De belasting over de toegevoegde waarde (btw) wordt in sommige landen ook wel goederen- en dienstenbelasting genoemd. Het is gedefinieerd als een belasting op het bedrag waarmee de waarde van een product in elke productiefase is toegenomen. Gemiddeld stijgen de BTW rond 20% van de totale omzet in een economie.

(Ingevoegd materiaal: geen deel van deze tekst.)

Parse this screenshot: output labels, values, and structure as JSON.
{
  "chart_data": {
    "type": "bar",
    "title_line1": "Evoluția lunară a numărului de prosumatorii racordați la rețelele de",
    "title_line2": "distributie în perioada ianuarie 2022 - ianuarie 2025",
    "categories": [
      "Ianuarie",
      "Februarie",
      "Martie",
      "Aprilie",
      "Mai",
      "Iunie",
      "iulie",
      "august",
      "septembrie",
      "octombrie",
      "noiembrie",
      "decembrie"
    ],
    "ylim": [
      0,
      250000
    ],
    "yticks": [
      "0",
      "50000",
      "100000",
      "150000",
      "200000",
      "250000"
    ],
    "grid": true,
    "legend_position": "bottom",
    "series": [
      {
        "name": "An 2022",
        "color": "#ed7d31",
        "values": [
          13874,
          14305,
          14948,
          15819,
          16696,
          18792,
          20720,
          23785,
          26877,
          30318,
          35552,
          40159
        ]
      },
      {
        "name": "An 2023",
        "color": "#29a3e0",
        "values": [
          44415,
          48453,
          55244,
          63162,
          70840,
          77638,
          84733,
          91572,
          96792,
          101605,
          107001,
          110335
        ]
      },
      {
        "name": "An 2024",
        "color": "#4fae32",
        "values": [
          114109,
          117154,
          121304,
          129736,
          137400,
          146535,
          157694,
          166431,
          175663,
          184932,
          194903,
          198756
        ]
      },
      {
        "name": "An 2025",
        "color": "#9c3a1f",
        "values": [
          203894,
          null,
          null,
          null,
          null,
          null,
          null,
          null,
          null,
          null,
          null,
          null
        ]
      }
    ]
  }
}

Geschiedenis van btw-belastingen
De geschiedenis van de belasting over de toegevoegde waarde (btw) is in 1973 terug te voeren op Engeland. Voordien had de Britse regering vroeger een verbruiksbelasting die bekend staat als de aankoopbelasting die zij tegen verschillende tarieven hebben geheven. Luxe producten trokken de hoogste prijzen terwijl de essentiële producten zeer lage belastingen aantrokken. In 1973, toen het Verenigd Koninkrijk toetrad tot de Europese Economische Gemeenschap, verving de overheid de aankoopbelasting door btw om in het Europese handelsblok te passen. Het btw-tarief ha steeg van 8% in 1974 naar het huidige 22.5%. Volgens de huidige wetgeving van de Europese Unie (EU) mag het standaard btw-tarief niet lager zijn dan 15%, maar een staat kan uit maximaal twee goederen bestaan met verlaagde tarieven tot 5%.
Relevante toepassing
Een belasting over de toegevoegde waarde is een incrementele belasting die alleen wordt geheven over de toegevoegde waarde van de ene transactie naar de volgende, en niet over de volledige kosten. Het is een indirecte belasting omdat de eindconsument degene is die zijn last draagt, maar deze wordt in verschillende productiefasen in rekening gebracht. Er zijn twee methoden die worden gebruikt voor het berekenen van btw. Namelijk, dit zijn de op facturen gebaseerde methode en de op rekeningen gebaseerde methode. In de op facturen gebaseerde methode wordt de klant op de hoogte gebracht van de BTW op de transactie. Met behulp van de op rekeningen gebaseerde methode berekent het bedrijf de belastbare verkopen en trekt het alle belastbare aankopen af en wordt vervolgens btw op het verschil toegepast. Alle landen in de wereld gebruiken de factuurgebaseerde methode, met uitzondering van Japan, die de op rekeningen gebaseerde methode gebruikt.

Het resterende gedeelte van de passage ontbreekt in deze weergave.